Miércoles Santo
Ayer me disgusté con uno de mis hijos y no puedo dormir. Se quiere mucho a los hijos. Yo al menos, quiero mucho a los míos. En realidad no me disgusté, me quejé. Pero no puede una quejarse, una madre no, iba a decir aunque sea un pobre diablo como los demás. O si se quiere, herida y cansada como los demás. ¡Necesitamos todos tanto cariño y tanta comprensión¡ No, una madre no debe cansarse de acoger. No tiene derecho. Una madre necesita mucha, pero que mucha prudencia. Y mucho desprendimiento. ¿Qué será de las madres que no rezan y no pueden paliar con la oración por los suyos sus meteduras de pata? “No se pueden educar hijos sin lágrimas”, como dijo una vez un santo sacerdote ya en el cielo. No, no se puede y esa educación: la de los hijos y la de la madre, dura la vida entera.

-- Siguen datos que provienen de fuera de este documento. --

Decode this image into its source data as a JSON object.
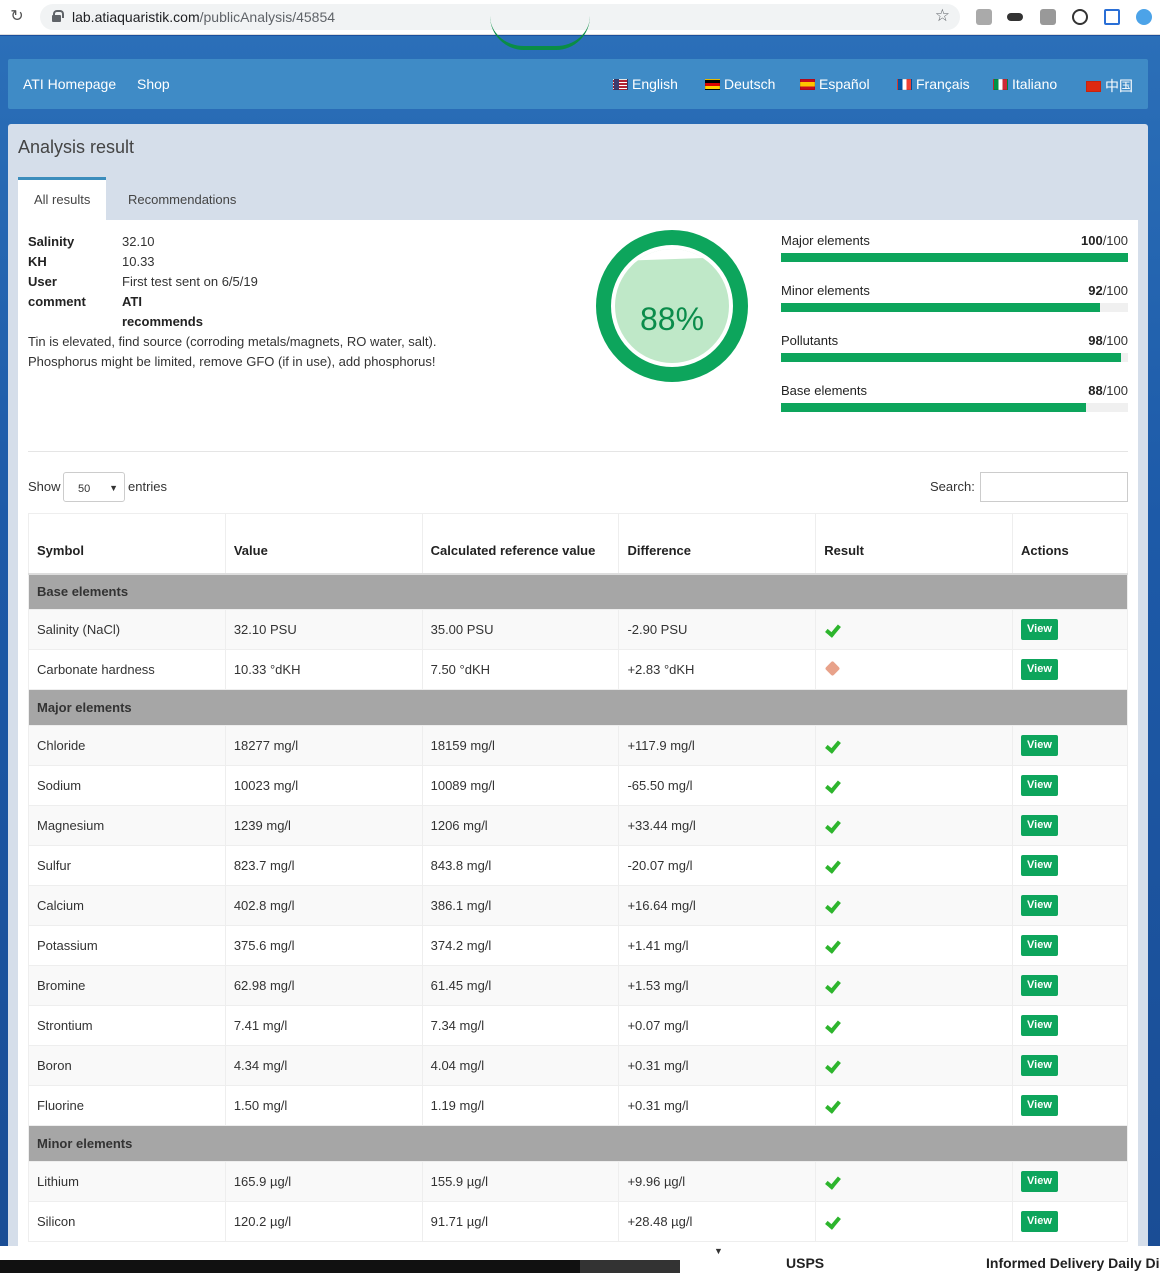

Nos educamos unos con otros cuando hay amor por medio, y cuando hay sangre por medio.
Cambio de asunto:
Ayer llegó a casa de mi hijo Juan, su amigo Josecho. Venía de China, en bicicleta…Así , como suena. Lleva diez años recorriendo el mundo en bicicleta. Josecho durmió hace años un día en mi casa, recuerdo su aspecto un tanto imponente, sus botazas junto a la cama y ésta sin hacer.. Cuando de joven oía y disfrutaba, “En las estepas del Asía Central” de Borodin (que por cierto era Químico como yo ) no podía imaginar que iba a tener durmiendo en mi casa un adusto mozo que las recorrería en bicicleta. Ni tampoco que tendría dos nietos rusos, ella con una increíble cara de eslava: una bella Samarkanda. “¿Y de que vive Josecho?” – le pregunté a Juan – “Se necesita poco por esos lugares, en los pueblos te dan hospitalidad..” – me contestó. Josecho desde China, iba a Benidor a ver a su madre… ¡hay cada madre¡ por ahí, que sabe lo que vale un peine.
Me tomaré un “biberón” y volveré a la cama. Seguro que duermo.